Para o ministro Edson Fachin, o primeiro a divergir da conclusão do relator, na dimensão estrita do estágio terminal, a lei em questão é aplicável quando não houver outras opções eficazes. “Em tais casos, pode o Congresso Nacional, no exercício da sua competência privativa para regular o funcionamento do Sistema Único de Saúde, reconhecer o direito de pacientes terminais agirem, ainda que tendo que assumir riscos desconhecidos, em prol de um mínimo de qualidade de vida”, afirmou.

Segundo Fachin, a Anvisa não detém competência privativa para autorizar a comercialização de toda e qualquer substância. O ministro entende que o Congresso pode autorizar a produção dispensando o registro em situações excepcionais. O ministro votou pela concessão parcial do pedido, a fim de dar interpretação conforme a Constituição Federal ao artigo 2º da Lei 13.269/2016 e reconhecer o uso da fosfoetanolamina sintética por pacientes terminais.

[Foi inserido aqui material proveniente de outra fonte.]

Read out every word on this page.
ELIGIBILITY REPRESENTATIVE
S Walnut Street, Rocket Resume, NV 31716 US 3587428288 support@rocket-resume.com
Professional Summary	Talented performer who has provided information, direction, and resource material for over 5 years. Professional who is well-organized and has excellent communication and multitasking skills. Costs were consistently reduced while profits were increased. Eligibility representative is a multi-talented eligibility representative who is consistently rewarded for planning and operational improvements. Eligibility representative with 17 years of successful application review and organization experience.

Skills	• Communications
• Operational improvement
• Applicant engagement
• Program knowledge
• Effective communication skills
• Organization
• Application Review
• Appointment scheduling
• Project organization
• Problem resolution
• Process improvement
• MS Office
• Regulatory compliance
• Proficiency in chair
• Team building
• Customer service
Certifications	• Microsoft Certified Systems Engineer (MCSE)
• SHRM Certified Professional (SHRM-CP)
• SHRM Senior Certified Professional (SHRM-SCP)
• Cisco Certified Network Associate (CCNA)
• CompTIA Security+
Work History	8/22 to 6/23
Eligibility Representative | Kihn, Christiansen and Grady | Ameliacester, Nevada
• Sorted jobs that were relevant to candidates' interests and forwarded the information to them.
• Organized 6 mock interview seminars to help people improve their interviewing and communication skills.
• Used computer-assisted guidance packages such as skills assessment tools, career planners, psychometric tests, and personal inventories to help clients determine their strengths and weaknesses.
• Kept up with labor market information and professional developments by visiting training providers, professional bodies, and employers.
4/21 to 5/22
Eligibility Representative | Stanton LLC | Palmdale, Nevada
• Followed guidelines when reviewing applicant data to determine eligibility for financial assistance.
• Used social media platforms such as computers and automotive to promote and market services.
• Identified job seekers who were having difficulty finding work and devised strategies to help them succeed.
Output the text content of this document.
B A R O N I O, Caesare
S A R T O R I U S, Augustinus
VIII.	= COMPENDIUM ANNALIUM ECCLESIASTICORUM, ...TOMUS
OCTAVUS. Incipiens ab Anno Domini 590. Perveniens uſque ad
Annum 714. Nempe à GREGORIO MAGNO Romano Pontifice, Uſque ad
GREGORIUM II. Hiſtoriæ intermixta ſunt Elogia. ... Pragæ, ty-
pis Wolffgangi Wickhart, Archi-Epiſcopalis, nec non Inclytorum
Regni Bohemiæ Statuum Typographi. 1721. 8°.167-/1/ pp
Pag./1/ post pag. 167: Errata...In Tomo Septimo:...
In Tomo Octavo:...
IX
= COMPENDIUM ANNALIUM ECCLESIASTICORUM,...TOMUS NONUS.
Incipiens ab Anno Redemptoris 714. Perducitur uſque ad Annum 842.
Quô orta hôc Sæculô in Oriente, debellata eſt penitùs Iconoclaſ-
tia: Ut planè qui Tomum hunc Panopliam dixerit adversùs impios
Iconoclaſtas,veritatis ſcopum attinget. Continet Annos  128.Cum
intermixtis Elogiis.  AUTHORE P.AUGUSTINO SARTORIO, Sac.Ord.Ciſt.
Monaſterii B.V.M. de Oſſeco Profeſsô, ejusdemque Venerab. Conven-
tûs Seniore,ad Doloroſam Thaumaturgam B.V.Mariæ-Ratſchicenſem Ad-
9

A ministra Rosa Weber acompanhou a divergência, votando pela concessão parcial da medida liminar, para conceder ao tema interpretação conforme a Constituição, a fim de que fosse liberada a utilização do composto nos casos de pacientes terminais. “Essa questão, em última análise, envolve alguns casos nos quais será retirada a última esperança de quem tem tão pouca esperança”, disse, ao acrescentar que, por vezes, uma esperança de cura leva a resultados satisfatórios, pelo menos no que diz respeito à qualidade de vida.

O ministro Dias Toffoli também votou pela possibilidade de permitir o acesso ao medicamento para os pacientes terminais. Conforme o ministro, o mérito administrativo de segurança e eficácia, que é da Anvisa, não pode ser invadido pelo Poder Judiciário. “Nós não temos competência para avaliar se um medicamento é seguro ou eficaz”, avaliou o ministro.

Em seguida, da mesma forma, votou o ministro Gilmar Mendes. “Não vejo aqui, como plausível, o argumento da violação da reserva de iniciativa e nem a prerrogativa do Executivo para legislar sobre a matéria, tanto é que essa legislação toda que hoje disciplina o SUS pode ser alvo de alteração por parte do legislador ordinário, inclusive no que diz respeito à iniciativa”, destacou. Ele considerou que o Supremo, ao suspender a norma questionada, pode estar produzindo uma situação que vai estimular a judicialização da questão.